Both Lindelof and Cuse were honest about some aspects of the show. The first 6 episodes of season 3 had the main characters in cages…because at that point they didn’t know when the show was going to end! As soon as the network told them how many episodes they were required to write they could let them out of the cages!
They were also quite frank about Jack’s fake beard, which Cuse described as not one of LOST’s better moments!

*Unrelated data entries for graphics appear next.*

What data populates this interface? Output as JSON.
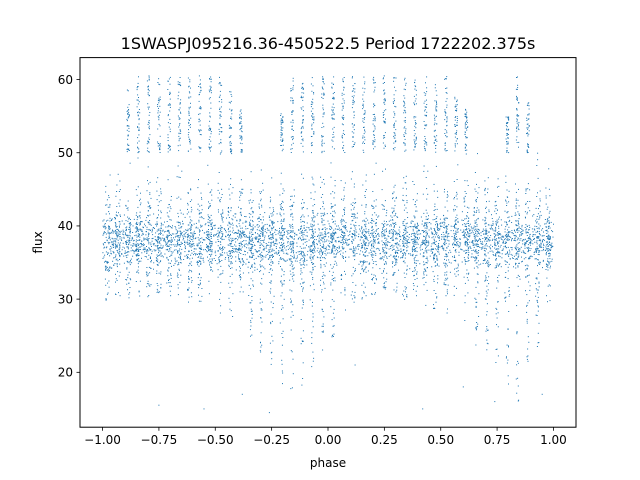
{
  "chart_data": {
    "type": "scatter",
    "title": "1SWASPJ095216.36-450522.5 Period 1722202.375s",
    "xlabel": "phase",
    "ylabel": "flux",
    "xlim": [
      -1.1,
      1.1
    ],
    "ylim": [
      12.5,
      63.0
    ],
    "xticks": [
      -1.0,
      -0.75,
      -0.5,
      -0.25,
      0.0,
      0.25,
      0.5,
      0.75,
      1.0
    ],
    "xtick_labels": [
      "−1.00",
      "−0.75",
      "−0.50",
      "−0.25",
      "0.00",
      "0.25",
      "0.50",
      "0.75",
      "1.00"
    ],
    "yticks": [
      20,
      30,
      40,
      50,
      60
    ],
    "ytick_labels": [
      "20",
      "30",
      "40",
      "50",
      "60"
    ],
    "grid": false,
    "legend": "none",
    "series": [
      {
        "color": "#1f77b4",
        "marker_size": "tiny",
        "baseline_flux": 38,
        "typical_spread": [
          33,
          43
        ],
        "envelope_points": [
          {
            "phase": -1.0,
            "flux_min": 29,
            "flux_max": 48
          },
          {
            "phase": -0.87,
            "flux_min": 30,
            "flux_max": 60.5
          },
          {
            "phase": -0.81,
            "flux_min": 29,
            "flux_max": 60.5
          },
          {
            "phase": -0.76,
            "flux_min": 31,
            "flux_max": 60.5
          },
          {
            "phase": -0.47,
            "flux_min": 28,
            "flux_max": 60.5
          },
          {
            "phase": -0.26,
            "flux_min": 21,
            "flux_max": 49
          },
          {
            "phase": -0.16,
            "flux_min": 16,
            "flux_max": 60.5
          },
          {
            "phase": 0.13,
            "flux_min": 30,
            "flux_max": 60.5
          },
          {
            "phase": 0.19,
            "flux_min": 29,
            "flux_max": 60.5
          },
          {
            "phase": 0.24,
            "flux_min": 31,
            "flux_max": 60.5
          },
          {
            "phase": 0.53,
            "flux_min": 28,
            "flux_max": 60.5
          },
          {
            "phase": 0.74,
            "flux_min": 21,
            "flux_max": 49
          },
          {
            "phase": 0.84,
            "flux_min": 16,
            "flux_max": 60.5
          },
          {
            "phase": 1.0,
            "flux_min": 29,
            "flux_max": 48
          }
        ],
        "outliers": [
          {
            "phase": -0.75,
            "flux": 15.5
          },
          {
            "phase": -0.55,
            "flux": 15
          },
          {
            "phase": -0.38,
            "flux": 17
          },
          {
            "phase": -0.26,
            "flux": 14.5
          },
          {
            "phase": 0.12,
            "flux": 21
          },
          {
            "phase": 0.42,
            "flux": 15
          },
          {
            "phase": 0.6,
            "flux": 18
          },
          {
            "phase": 0.74,
            "flux": 16
          },
          {
            "phase": 0.95,
            "flux": 17
          }
        ]
      }
    ]
  }
}
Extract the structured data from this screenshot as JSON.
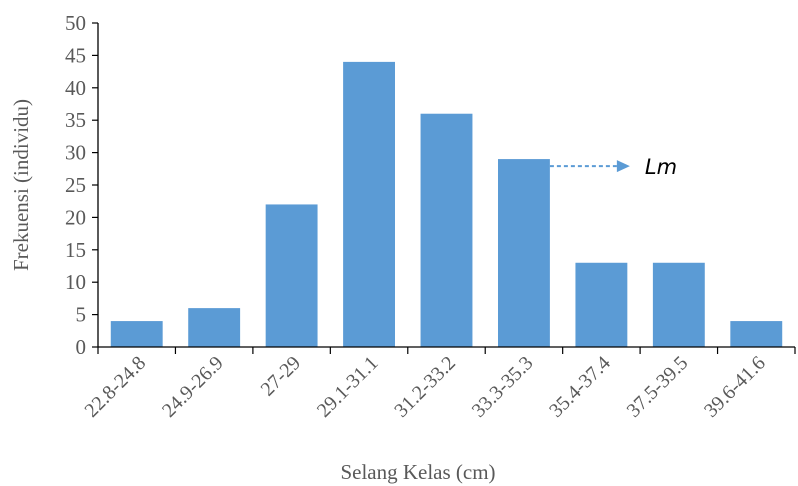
{
  "chart_data": {
    "type": "bar",
    "categories": [
      "22.8-24.8",
      "24.9-26.9",
      "27-29",
      "29.1-31.1",
      "31.2-33.2",
      "33.3-35.3",
      "35.4-37.4",
      "37.5-39.5",
      "39.6-41.6"
    ],
    "values": [
      4,
      6,
      22,
      44,
      36,
      29,
      13,
      13,
      4
    ],
    "title": "",
    "xlabel": "Selang Kelas (cm)",
    "ylabel": "Frekuensi (individu)",
    "ylim": [
      0,
      50
    ],
    "yticks": [
      0,
      5,
      10,
      15,
      20,
      25,
      30,
      35,
      40,
      45,
      50
    ],
    "grid": false,
    "legend": "none",
    "bar_color": "#5B9BD5",
    "annotation": {
      "text": "Lm",
      "category": "33.3-35.3",
      "value": 29,
      "style": "dashed-arrow",
      "color": "#5B9BD5"
    }
  }
}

Leadoff’s closing remarks regarding writing in general were that all writers suffer from the same insecurities: fear of what people think of their work and fear that they are not communicating properly what they want to say. He also talked about how much becoming a professional writer was about timing, being in the right place at the right time and how you always had to try and sense when and where your own opportunities presented themselves. You have to believe in The Force is what he basically said. Although what part The Force played in crashing flight 815 on a strange island somewhere South of the Twilight Zone he didn’t say.
In wrapping up Lindelof and Cuse suggested what I think could be the next big TV event when season 6 of LOST tragically ends: An EASTENDERS/LOST crossover! The smoke monster moves to Albert Square! Cuse confidently announces the smoke monster would be up for it.
Thanks Nicholas! A great write up there.